Seek Sponsorship. One of the first topics the panelists discussed was the importance of gaining sponsorship. Sweet, who spent the first 17 years of her career at a high profile law firm, explained that as a junior attorney, she worked hard to get the attention of senior partners. She explained that often it just started with a knock on their door, to ask how they became successful – after all, she said with a laugh, people love to talk about themselves.

For example, Sweet continued, “One person was a well-known speaker – he felt it was an important way to raise your profile.

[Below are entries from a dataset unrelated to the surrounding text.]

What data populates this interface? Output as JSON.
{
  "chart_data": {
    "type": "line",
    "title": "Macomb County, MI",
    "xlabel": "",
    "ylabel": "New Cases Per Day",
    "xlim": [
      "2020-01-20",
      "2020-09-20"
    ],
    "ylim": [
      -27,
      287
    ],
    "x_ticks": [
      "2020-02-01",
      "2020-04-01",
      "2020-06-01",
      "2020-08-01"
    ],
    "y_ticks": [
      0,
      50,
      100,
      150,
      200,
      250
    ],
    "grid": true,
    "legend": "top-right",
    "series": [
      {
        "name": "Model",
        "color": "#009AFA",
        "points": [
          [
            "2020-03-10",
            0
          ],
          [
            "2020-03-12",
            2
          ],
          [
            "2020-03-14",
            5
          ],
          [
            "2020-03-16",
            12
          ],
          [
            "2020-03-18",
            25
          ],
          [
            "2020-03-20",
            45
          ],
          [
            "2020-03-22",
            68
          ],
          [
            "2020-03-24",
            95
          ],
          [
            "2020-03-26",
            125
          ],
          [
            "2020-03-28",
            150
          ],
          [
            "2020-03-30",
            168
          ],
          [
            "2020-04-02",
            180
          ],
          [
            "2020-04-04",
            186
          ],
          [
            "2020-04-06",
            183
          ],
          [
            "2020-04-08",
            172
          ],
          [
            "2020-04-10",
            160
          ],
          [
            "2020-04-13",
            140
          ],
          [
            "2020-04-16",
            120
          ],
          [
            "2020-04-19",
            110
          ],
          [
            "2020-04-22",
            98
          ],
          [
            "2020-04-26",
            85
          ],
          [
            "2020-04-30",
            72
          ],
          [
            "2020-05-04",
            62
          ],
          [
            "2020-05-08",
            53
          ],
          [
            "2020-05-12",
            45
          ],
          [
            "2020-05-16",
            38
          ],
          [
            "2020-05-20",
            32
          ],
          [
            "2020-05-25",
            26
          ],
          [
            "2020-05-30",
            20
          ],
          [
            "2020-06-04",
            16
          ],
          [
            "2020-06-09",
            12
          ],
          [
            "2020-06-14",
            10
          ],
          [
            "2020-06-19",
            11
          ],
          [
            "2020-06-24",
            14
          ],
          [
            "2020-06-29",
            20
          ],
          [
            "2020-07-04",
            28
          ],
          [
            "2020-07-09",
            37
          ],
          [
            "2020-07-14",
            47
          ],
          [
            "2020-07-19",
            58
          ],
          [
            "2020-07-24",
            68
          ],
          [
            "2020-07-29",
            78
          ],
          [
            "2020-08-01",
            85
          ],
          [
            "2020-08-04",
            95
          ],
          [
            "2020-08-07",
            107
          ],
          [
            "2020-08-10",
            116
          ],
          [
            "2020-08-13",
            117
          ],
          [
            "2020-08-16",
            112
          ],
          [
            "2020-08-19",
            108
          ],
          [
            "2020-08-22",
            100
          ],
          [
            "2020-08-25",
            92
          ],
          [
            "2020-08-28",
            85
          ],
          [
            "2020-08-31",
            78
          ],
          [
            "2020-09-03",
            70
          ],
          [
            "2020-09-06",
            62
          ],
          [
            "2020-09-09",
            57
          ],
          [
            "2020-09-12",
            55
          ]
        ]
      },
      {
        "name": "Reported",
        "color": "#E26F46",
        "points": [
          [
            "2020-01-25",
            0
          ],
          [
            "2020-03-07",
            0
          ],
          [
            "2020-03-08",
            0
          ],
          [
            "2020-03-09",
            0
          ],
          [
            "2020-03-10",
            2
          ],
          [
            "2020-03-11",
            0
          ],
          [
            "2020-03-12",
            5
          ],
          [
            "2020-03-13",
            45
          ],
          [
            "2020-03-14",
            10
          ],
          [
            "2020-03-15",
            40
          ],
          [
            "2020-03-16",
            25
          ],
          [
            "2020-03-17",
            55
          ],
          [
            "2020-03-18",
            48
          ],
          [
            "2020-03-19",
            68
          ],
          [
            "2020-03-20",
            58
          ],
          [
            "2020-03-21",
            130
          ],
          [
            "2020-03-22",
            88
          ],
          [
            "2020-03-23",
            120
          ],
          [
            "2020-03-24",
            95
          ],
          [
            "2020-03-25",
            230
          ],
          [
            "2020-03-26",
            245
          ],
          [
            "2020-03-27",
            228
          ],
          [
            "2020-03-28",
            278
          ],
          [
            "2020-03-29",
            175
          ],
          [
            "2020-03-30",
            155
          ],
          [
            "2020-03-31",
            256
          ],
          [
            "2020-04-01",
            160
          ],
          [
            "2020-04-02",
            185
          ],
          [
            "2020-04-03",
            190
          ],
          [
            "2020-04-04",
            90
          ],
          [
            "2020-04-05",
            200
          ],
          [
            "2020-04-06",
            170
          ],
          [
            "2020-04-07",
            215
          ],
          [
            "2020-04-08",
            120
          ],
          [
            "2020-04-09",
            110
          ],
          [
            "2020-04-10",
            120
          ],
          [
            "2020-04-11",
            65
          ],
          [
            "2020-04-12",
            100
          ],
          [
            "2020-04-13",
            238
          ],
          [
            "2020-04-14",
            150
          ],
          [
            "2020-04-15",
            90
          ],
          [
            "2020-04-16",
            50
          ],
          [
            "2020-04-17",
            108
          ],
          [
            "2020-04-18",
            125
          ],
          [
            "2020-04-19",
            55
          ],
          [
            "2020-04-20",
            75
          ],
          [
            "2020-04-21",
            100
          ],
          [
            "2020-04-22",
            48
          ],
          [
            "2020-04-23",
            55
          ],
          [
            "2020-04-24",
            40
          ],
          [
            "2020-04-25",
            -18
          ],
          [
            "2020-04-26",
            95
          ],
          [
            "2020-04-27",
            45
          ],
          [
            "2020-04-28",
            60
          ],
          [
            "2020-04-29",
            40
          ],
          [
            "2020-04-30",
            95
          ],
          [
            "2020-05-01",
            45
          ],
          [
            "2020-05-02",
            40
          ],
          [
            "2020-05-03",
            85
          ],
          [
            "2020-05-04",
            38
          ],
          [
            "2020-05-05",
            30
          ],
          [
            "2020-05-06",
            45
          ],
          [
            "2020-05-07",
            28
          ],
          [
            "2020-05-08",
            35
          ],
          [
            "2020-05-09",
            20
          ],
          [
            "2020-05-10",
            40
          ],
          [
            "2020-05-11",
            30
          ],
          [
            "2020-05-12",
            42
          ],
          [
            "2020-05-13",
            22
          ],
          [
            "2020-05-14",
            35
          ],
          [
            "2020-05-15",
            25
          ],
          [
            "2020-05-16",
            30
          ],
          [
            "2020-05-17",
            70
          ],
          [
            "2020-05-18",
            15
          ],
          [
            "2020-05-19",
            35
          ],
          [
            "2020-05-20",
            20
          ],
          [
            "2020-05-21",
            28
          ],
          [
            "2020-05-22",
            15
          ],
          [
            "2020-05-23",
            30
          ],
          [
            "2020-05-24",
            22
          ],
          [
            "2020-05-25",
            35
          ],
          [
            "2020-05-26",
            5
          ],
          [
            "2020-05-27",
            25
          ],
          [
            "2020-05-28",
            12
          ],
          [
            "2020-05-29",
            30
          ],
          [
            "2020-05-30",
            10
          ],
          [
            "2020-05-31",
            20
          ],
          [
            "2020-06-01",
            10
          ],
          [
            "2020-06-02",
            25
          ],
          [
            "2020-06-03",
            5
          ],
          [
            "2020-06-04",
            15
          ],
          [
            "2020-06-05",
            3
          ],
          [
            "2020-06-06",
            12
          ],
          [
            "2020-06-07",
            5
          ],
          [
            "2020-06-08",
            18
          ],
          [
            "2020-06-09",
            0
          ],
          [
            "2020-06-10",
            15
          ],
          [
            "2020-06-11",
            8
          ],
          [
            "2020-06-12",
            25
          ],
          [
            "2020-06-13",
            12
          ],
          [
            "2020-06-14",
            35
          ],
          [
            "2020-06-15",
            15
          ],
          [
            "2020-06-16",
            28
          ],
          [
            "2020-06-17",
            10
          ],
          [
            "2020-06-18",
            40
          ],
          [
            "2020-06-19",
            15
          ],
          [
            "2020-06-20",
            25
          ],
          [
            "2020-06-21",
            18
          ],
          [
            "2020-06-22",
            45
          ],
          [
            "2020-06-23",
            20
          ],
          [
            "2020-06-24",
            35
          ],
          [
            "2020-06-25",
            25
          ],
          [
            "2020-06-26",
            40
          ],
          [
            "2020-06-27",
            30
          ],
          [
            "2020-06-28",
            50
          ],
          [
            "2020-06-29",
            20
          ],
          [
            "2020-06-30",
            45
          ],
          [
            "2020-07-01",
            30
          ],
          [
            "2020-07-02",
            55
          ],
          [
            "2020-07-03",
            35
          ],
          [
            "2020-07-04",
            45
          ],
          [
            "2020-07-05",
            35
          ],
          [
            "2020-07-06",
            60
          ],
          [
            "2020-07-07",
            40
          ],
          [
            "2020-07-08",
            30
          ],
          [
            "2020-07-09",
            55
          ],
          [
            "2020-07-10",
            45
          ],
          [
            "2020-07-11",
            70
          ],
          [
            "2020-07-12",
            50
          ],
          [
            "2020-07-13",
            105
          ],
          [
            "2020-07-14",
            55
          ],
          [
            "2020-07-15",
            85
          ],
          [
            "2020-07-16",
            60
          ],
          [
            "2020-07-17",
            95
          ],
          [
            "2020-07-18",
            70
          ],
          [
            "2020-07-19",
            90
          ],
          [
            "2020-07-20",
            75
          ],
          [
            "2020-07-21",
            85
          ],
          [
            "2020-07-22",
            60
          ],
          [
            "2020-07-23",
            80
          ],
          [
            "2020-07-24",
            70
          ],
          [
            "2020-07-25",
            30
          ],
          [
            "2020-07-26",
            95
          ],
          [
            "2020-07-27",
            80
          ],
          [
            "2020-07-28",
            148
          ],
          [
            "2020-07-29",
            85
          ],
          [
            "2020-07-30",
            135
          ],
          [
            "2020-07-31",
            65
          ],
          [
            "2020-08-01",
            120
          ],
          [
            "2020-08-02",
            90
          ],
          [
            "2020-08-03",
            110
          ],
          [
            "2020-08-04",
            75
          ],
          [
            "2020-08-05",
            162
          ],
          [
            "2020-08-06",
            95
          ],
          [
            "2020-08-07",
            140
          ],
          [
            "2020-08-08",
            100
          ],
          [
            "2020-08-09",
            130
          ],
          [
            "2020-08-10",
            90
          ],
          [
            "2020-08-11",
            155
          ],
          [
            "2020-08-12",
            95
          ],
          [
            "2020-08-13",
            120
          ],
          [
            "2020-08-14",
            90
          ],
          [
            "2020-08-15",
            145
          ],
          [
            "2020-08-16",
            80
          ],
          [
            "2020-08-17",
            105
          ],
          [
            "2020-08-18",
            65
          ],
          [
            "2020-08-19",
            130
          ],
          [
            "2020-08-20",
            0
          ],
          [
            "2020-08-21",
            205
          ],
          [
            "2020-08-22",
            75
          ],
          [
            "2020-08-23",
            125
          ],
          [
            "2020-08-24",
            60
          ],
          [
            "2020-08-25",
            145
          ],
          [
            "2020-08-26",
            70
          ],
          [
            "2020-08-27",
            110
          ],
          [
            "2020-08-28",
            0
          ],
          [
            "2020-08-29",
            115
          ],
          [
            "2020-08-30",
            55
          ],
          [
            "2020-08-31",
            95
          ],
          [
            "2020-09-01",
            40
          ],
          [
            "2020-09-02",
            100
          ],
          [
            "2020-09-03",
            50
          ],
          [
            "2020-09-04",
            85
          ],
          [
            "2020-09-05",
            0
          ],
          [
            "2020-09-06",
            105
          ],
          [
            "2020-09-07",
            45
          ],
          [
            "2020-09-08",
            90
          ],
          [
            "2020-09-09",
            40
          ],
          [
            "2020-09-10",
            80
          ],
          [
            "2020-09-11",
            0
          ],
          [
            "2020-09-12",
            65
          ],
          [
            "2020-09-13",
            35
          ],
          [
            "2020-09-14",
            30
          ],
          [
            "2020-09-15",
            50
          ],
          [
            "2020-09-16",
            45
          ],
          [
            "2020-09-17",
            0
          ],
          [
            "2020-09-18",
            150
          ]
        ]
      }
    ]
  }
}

I said I’d be happy to help him research and prepare for talks.” She also offered to substitute for him if he couldn’t make it to an engagement.

“That’s seeking a sponsor – it’s not saying ‘give me clients.’ …It’s about offering value and asking for something in return as well,” she explained.

Communicate Your Strategy. Lees discussed how she has noticed that sometimes women aren’t perceived as strategic leaders. Instead they are viewed as more tactical. This is a matter of communication, she explained. “I don’t think it’s that women aren’t strategic. I think women jump to the task and don’t articulate their vision because they know what it is [and don’t think they have to share it].”

That opens the door for other people to share their vision instead, she explained. “I always encourage people to make sure you are able to paint a picture to help their team understand where they are headed before getting into the details.”

Truly Connect. “I hate networking,” Shapiro said. “I despise the word. I hate the events. I’m really bad at it so I avoid it.”

“I really like connections, though,” she continued. Connecting with the right people is critical for advancement, especially in the legal profession, which is fueled by relationships.

“I prefer making connections in smaller groups rather than at events,” she explained. That could mean meeting for breakfast or lunch, or a quick coffee. “Four o’clock coffees are very popular in my office,” Shapiro remarked. It could also mean asking a colleague or contact to introduce you to someone over lunch.

Focus on Your Strengths. Finally, Steverson talked about playing to your strengths. He explained that growing up with six sisters and now as a father to two teenaged girls, he’s has noticed a clear difference in the way women and men think about themselves. “Women are remarkably self-aware. Men are not. They just aren’t,” he said. That leads some men to become arrogant, he added.

“Women know exactly what their strengths and weaknesses are, and they can see opportunities without being arrogant about them. If you utilize that self awareness and bring that as part of your tool kit, it will help you be successful,” he said.

Why Firms Should Support Women

Carol Evans, the president of Working Mother Media, opened the event with a discussion around why top firms have an increased focus on helping their female attorneys advance.

According to Evans, many firms are beginning to feel pressure from their clients. “Our Best Companies look at a vast array of suppliers, vendors, and partners. They want to know if they’re doing strong work to support women.”

She continued, “They have talked to us about what they expect to see when they walk into a room – who’s sitting across from them at the table.”

The message was clear – law firms need to think about the business case around advancing and retaining women leaders, not just because they are highly educated and proficient, but companies are looking for diverse legal teams to advise them. The percentage of women at a firm is becoming a selling point for top companies – and that should be compelling to people in the business of law.